I really enjoy videos like this. While I like the sound of 80's shred guitars, I really don't care to have one. I think that the super thin necks and fussy trem systems turn me away.
Try a RG 550 and you will be blown away!
I love Floyds but hate the tiny necks. Give me a baseball bat please, makes it much easier to play fast for me.
@@Gliese710_Not all superstrats have blade thin necks, most ESPs for example have necks that are closer to a 60s style Gibson neck
Fun video. I had a Squire Bullet. It was cheap, sounded so so, but played well and I learned a lot from it. Since then I've very much enjoyed "good value" cheap guitars, Washburns, lower level stuff that plays well. It is so satisfying to me to own and play them. Love live the budget instrument. Thanks for the vid!
Great video Phil. I can tell that you put a lot of thought into this one.

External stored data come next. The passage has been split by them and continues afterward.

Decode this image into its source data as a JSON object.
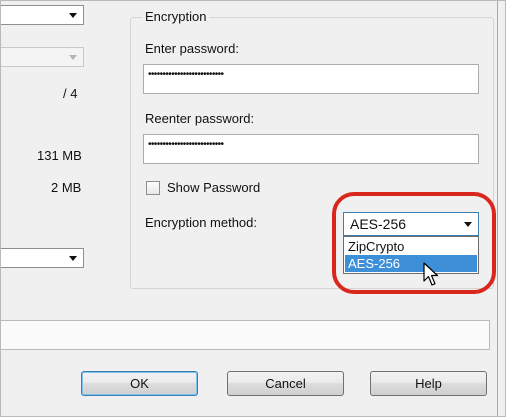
{
  "left_panel": {
    "parts_value": "/ 4",
    "size_value_1": "131 MB",
    "size_value_2": "2 MB"
  },
  "encryption": {
    "group_title": "Encryption",
    "enter_password_label": "Enter password:",
    "enter_password_value": "••••••••••••••••••••••••••",
    "reenter_password_label": "Reenter password:",
    "reenter_password_value": "••••••••••••••••••••••••••",
    "show_password_label": "Show Password",
    "show_password_checked": false,
    "method_label": "Encryption method:",
    "method_selected": "AES-256",
    "method_options": [
      "ZipCrypto",
      "AES-256"
    ],
    "highlighted_option": "AES-256"
  },
  "buttons": {
    "ok": "OK",
    "cancel": "Cancel",
    "help": "Help"
  },
  "colors": {
    "annotation_circle": "#d8281e",
    "selection": "#3d8fd8"
  }
}
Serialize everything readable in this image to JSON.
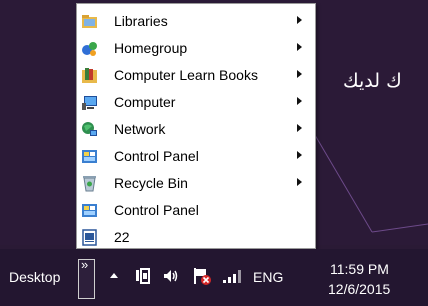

Thanks for the validation re: Squiers. I hated them when I was young. Had a friend that played a PRS while I was stuck with my strat. 20 years later it's all I wanna play.
The first guitar I bought was a road flare red Ibanez RG550, but it never suited me. I was younger and still very much under the impression it would INSTANTLY make me sound and play so much better. While I don't own it anymore I do have one photo of it, (and the receipt) and for me I suppose that's good enough. The one lesson I've learned about your gear making you sound and play better is to make sure whatever it is, that it's well set up. It's the platform. The magic is in your discerning ear, and playing anything that isn't well set up takes your focus away from that more important thing, that magic.
Something to remember about relics - guitars used to have a nitro finish that would wear easily and quickly. If you played your guitar daily for a few years, it would show. It didn’t need “40-50 years” to look worn. Starting by the 70’s and 80’s, many electric guitars were finished in poly. You could can play a poly finish for 20 years, and the guitar can still look new. Today’s players weren’t being “visually rewarded” with finish wear they earned by time put in to playing guitar - so the desire to relic came about. And then of course you have people that want a guitar to look like it’s been played a ton, and toured the world.
I’ve been playing for over 35 years. I keep my guitars in good shape. Many look like new - even ones I’ve had since the late 80’s. And that said, I can appreciate a relic’d finish on a newer guitar. My body is road worn in appearance, why shouldn’t my guitar match? 😉
I'm that guy that bought an RG-550 because I always wanted one when I was a kid but couldn't afford it. Now that I have it and it's set up with SD pickups and has a good setup I don't think I could ever let this guitar go. It just plays great, stays in tune, and sounds great. They are legit great guitars that can do so much more than just 80's hairband metal. I love it just as much as my American Strat.
I still use my Univox phase IV It was one of the cheapest guitars to buy at the time when I was a kid but still has that distinctive awesome sound. And since I paid for it with my money back then it still looks the way it did back then except for one scratch on the back when a string snapped . I rarely took it out of the house. It is still one of my favorite to use now.
Relic jobs are an art in themselves. A good one is not easy to do. It also really does add to the feel of the guitar.
I borrowed an old Steinberger with the normal body. I can't remember the model, but it had active EMGs; I guess they all did for a while. It wasn't my favourite guitar, but it sounded fantastic, with a unique punch/cutting sound that's hard to describe
Phil you are great at these types of videos, more please!
I have an Ibanez RG550 from the early 90's ... most of the paint is missing, highly modded but it still is a functional guitar, change the pick-ups and you can get some sweet sounds out of them.
Does anyone else see the blue streak effect from his studio lighting on the relic strat. Looks so cool!